Intervention de Martial Bourquin

Commission des affaires économiques — Réunion du 13 février 2013 : 1ère réunion
Audition de M. Pierre Pelouzet médiateur des relations interentreprises placé auprès du ministre du redressement productif et de la ministre déléguée auprès du ministre du redressement productif chargée des petites et moyennes entreprises de l'innovation et de l'économie numérique

Photo de Martial BourquinMartial Bourquin, président du groupe d'études sur l'industrie :

Pierre Pelouzet inscrit sa mission dans la continuité de l'excellent travail réalisé par son prédécesseur, Jean-Claude Vollot, et je m'en réjouis, car il ne faut pas relâcher l'effort entrepris pour rééquilibrer les relations interentreprises.

Le récent rapport de l'Observatoire des délais de paiement est à cet égard éloquent.
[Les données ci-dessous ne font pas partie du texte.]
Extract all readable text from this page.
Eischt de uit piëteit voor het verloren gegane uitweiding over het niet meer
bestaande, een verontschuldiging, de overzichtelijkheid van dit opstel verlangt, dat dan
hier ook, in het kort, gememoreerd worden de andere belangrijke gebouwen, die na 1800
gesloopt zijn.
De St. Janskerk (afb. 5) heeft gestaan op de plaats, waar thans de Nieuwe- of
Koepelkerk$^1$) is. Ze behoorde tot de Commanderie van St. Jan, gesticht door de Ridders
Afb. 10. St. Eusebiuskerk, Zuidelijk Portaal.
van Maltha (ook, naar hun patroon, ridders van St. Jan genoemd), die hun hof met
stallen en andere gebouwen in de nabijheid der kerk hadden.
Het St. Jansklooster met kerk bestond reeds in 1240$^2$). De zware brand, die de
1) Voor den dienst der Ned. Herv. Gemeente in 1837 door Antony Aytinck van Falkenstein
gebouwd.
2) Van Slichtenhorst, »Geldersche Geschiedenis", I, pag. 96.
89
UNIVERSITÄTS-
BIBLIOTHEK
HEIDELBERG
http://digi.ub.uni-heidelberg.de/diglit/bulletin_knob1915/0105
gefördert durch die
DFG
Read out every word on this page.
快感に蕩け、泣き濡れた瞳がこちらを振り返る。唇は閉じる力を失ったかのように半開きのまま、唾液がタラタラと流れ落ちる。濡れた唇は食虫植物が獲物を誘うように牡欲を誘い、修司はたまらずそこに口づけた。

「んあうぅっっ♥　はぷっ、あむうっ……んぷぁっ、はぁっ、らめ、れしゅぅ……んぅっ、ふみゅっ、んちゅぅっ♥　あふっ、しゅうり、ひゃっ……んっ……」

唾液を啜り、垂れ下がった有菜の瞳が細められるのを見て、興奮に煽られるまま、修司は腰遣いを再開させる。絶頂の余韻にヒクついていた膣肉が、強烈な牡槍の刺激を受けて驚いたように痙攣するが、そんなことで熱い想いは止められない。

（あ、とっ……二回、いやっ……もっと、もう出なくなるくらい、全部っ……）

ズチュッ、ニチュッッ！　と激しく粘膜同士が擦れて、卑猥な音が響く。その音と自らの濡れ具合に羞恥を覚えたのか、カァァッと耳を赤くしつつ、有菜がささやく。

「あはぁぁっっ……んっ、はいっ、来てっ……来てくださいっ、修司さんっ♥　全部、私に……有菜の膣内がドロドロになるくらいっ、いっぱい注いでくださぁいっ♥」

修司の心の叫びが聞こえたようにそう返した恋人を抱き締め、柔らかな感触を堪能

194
Le coût pour les PME lié aux retards de paiement par rapport aux délais que prescrit la loi de modernisation de l'économie (LME) est chiffré à 11 milliards d'euros pour 2012. Alors que la mise en oeuvre de cette loi a d'abord permis un raccourcissement des délais, on assiste de nouveau à un allongement important depuis deux ans. C'est une situation qui n'est pas tenable. Il est regrettable que, trop souvent, les entreprises victimes de pratiques commerciales abusives n'osent pas saisir le médiateur par crainte d'une rupture abrupte des relations commerciales. Il nous faut réussir à résoudre ce problème d'omerta.

Comment avancer ? La médiation est utile mais pas suffisante. Je crois qu'il faut adopter des mesures législatives nouvelles. J'y réfléchis, en relation étroite avec le médiateur, dans le cadre de la lettre de mission que m'a confiée le premier ministre. Soyons clairs : il ne faut pas complexifier et rigidifier le droit des affaires, encore moins le pénaliser : la CGPME, que j'ai récemment reçue avec le groupe d'études sur l'industrie, me l'a instamment demandé. Cependant, on peut mettre en place des mesures simples et claires pour faire évoluer les esprits et les pratiques. Je prendrai deux exemples :

- pourquoi ne pas confier aux commissaires aux comptes, dans le cadre du rapport annuel qu'ils établissent, la mission de mettre en évidence la façon dont les entreprises s'acquittent de leurs obligations légales en matière de délais de paiement ? Si ces obligations ne sont pas remplies, cela figurerait dans le rapport et cela constituerait un signal d'alerte permettant au médiateur ou, le cas échéant, à la direction générale de la concurrence, la consommation et la répression des fraudes (DGCCRF) d'intervenir ;

- pourquoi ne pas aussi, et cela va avec ma précédente proposition, rendre systématique la conclusion de contrats écrits entre les entreprises ? Aujourd'hui, trop souvent, de simples bordereaux de commandes servent de support aux relations commerciales. De nombreux différends et difficultés découlent de cette imprécision. Comment en effet connaître et faire respecter les droits et les devoirs de chacun s'ils ne sont explicités nulle part ? La méfiance et les abus prospèrent sur ce flou contractuel -un flou bien français, je le souligne, car dans d'autres pays, comme en Allemagne ou aux États-Unis, les exigences en matière de précision des contrats sont bien plus fortes que chez nous.

La clarification du cadre contractuel est indispensable pour établir une relation de confiance et créer une culture de la coopération -une culture de filière comme le disait à l'instant le médiateur. J'y insiste : il ne s'agit pas de légiférer dans un esprit punitif. La sanction doit être une arme de dissuasion. La bonne loi est celle qui crée les conditions de la confiance et permet d'inverser la logique des comportements, de rompre avec la tendance spontanée à régler les difficultés économiques et financières sur le dos des plus faibles et, en définitive, de créer une dynamique collective de coopération. C'est cela le vrai moteur de la compétitivité.